The loop vectorizer generates the following shufflevector intrinsic:
%interleaved.vec = shufflevector <32 x i8> %a, <32 x i8> %b, <64 x i32> <i32 0, i32 32, i32 1, i32 33, i32 2, i32 34, i32 3, i32 35, i32 4, i32 36, i32 5, i32 37, i32 6, i32 38, i32 7, i32 39, i32 8, i32 40, i32 9, i32 41, i32 10, i32 42, i32 11, i32 43, i32 12, i32 44, i32 13, i32 45, i32 14, i32 46, i32 15, i32 47, i32 16, i32 48, i32 17, i32 49, i32 18, i32 50, i32 19, i32 51, i32 20, i32 52, i32 21, i32 53, i32 22, i32 54, i32 23, i32 55, i32 24, i32 56, i32 25, i32 57, i32 26, i32 58, i32 27, i32 59, i32 28, i32 60, i32 29, i32 61, i32 30, i32 62, i32 31, i32 63>
which is lowered to SelectionDAG:
t2: v32i8,ch = CopyFromReg t0, Register:v32i8 %0 t6: v64i8 = concat_vectors t2, undef:v32i8 t4: v32i8,ch = CopyFromReg t0, Register:v32i8 %1 t7: v64i8 = concat_vectors t4, undef:v32i8 t8: v64i8 = vector_shuffle<0,64,1,65,2,66,3,67,4,68,5,69,6,70,7,71,8,72,9,73,10,74,11,75,12,76,13,77,14,78,15,79,16,80,17,81,18,82,19,83,20,84,21,85,22,86,23,87,24,88,25,89,26,90,27,91,28,92,29,93,30,94,31,95> t6, t7
So far this vector_shuffle is good enough for us to pattern-match and transform, but as we go down the SelectionDAG pipeline, it got split into smaller shuffles.

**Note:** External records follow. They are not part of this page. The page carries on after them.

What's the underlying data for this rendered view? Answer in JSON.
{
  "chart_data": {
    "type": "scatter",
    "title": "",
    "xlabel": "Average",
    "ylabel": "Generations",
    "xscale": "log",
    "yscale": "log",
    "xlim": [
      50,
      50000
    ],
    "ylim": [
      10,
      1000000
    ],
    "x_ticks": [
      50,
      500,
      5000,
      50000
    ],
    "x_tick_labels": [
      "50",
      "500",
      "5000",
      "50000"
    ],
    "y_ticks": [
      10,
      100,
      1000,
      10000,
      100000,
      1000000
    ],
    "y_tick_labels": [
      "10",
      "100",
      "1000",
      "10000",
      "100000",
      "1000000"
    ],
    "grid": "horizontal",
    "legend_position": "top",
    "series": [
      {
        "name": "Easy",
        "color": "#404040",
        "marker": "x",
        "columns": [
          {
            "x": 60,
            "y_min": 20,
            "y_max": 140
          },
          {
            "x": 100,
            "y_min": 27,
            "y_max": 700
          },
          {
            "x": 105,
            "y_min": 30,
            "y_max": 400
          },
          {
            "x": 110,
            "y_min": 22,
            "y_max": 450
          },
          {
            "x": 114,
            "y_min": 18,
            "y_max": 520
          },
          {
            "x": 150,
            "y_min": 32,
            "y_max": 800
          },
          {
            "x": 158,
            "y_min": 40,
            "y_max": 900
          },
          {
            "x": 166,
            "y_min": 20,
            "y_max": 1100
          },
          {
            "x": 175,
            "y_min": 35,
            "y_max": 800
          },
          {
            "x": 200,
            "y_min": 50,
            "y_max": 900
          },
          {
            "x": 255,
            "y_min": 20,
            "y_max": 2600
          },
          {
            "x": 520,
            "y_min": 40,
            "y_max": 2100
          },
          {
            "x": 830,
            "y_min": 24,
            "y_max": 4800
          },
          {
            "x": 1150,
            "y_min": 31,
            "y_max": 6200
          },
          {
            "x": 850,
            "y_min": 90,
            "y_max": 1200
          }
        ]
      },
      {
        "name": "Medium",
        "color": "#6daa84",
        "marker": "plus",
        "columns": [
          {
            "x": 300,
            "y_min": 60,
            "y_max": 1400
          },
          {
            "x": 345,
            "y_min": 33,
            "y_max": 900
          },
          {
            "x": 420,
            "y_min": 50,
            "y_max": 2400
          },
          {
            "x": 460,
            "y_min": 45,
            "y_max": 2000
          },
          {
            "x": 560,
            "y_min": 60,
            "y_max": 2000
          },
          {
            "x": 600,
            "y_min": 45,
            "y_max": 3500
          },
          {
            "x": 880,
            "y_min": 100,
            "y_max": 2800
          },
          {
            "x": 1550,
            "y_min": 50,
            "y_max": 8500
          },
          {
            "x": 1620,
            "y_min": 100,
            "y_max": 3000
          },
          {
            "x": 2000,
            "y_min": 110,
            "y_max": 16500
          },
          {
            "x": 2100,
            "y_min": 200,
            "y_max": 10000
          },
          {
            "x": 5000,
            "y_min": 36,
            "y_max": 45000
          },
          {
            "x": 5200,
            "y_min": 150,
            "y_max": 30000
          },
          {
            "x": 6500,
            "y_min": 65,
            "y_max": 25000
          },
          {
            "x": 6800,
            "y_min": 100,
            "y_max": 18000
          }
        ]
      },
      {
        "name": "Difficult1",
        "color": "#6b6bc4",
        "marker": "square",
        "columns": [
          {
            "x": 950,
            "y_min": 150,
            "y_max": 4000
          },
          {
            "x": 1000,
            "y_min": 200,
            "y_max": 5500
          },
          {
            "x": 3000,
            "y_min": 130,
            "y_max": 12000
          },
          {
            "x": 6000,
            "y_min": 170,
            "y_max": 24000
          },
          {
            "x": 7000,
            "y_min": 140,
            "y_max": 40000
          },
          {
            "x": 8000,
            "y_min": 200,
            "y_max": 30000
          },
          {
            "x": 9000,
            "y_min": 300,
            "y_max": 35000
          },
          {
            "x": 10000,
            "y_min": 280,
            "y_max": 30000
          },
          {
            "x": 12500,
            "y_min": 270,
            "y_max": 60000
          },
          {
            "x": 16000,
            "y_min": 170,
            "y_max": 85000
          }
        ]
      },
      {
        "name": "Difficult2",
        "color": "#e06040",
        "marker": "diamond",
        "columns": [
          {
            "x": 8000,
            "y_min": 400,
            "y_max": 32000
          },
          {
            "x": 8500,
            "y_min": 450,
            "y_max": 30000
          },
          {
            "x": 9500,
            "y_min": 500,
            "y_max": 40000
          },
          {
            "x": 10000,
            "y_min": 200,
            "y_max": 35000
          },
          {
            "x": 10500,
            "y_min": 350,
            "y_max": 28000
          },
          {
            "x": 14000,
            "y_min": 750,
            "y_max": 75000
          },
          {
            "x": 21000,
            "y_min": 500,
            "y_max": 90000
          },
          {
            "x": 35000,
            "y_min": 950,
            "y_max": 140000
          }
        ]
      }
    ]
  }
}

During dagcombine1, the shuffle is split by foldShuffleOfConcatUndefs.
// shuffle (concat X, undef), (concat Y, undef), Mask --> // concat (shuffle X, Y, Mask0), (shuffle X, Y, Mask1) t2: v32i8,ch = CopyFromReg t0, Register:v32i8 %0 t4: v32i8,ch = CopyFromReg t0, Register:v32i8 %1 t19: v32i8 = vector_shuffle<0,32,1,33,2,34,3,35,4,36,5,37,6,38,7,39,8,40,9,41,10,42,11,43,12,44,13,45,14,46,15,47> t2, t4 t15: ch,glue = CopyToReg t0, Register:v32i8 $ymm0, t19 t20: v32i8 = vector_shuffle<16,48,17,49,18,50,19,51,20,52,21,53,22,54,23,55,24,56,25,57,26,58,27,59,28,60,29,61,30,62,31,63> t2, t4 t17: ch,glue = CopyToReg t15, Register:v32i8 $ymm1, t20, t15:1
With foldShuffleOfConcatUndefs commented out, the vector is still split later by the type legalizer, which comes after dagcombine1, because v64i8 is not a legal type in AVX2 (64 * 8 = 512 bits while ymm = 256 bits). There doesn't seem to be a good way to avoid this split. Lowering the vector_shuffle into unpck and perm during dagcombine1 is too early. Therefore, although somewhat inconvenient, we decided to go with pattern-matching a pair vector shuffles later in the SelectionDAG pipeline, as part of lowerV32I8Shuffle.
The code looks at the two operands of the first shuffle it encounters, iterates through the users of the operands, and tries to find two shuffles that are consecutive interleaves. Once the pattern is found, it lowers them into unpcks and perms. It returns the perm for the shuffle that's currently being lowered (have ISel modify the DAG), and replaces the other shuffle in place.
Have you investigated using this for other types?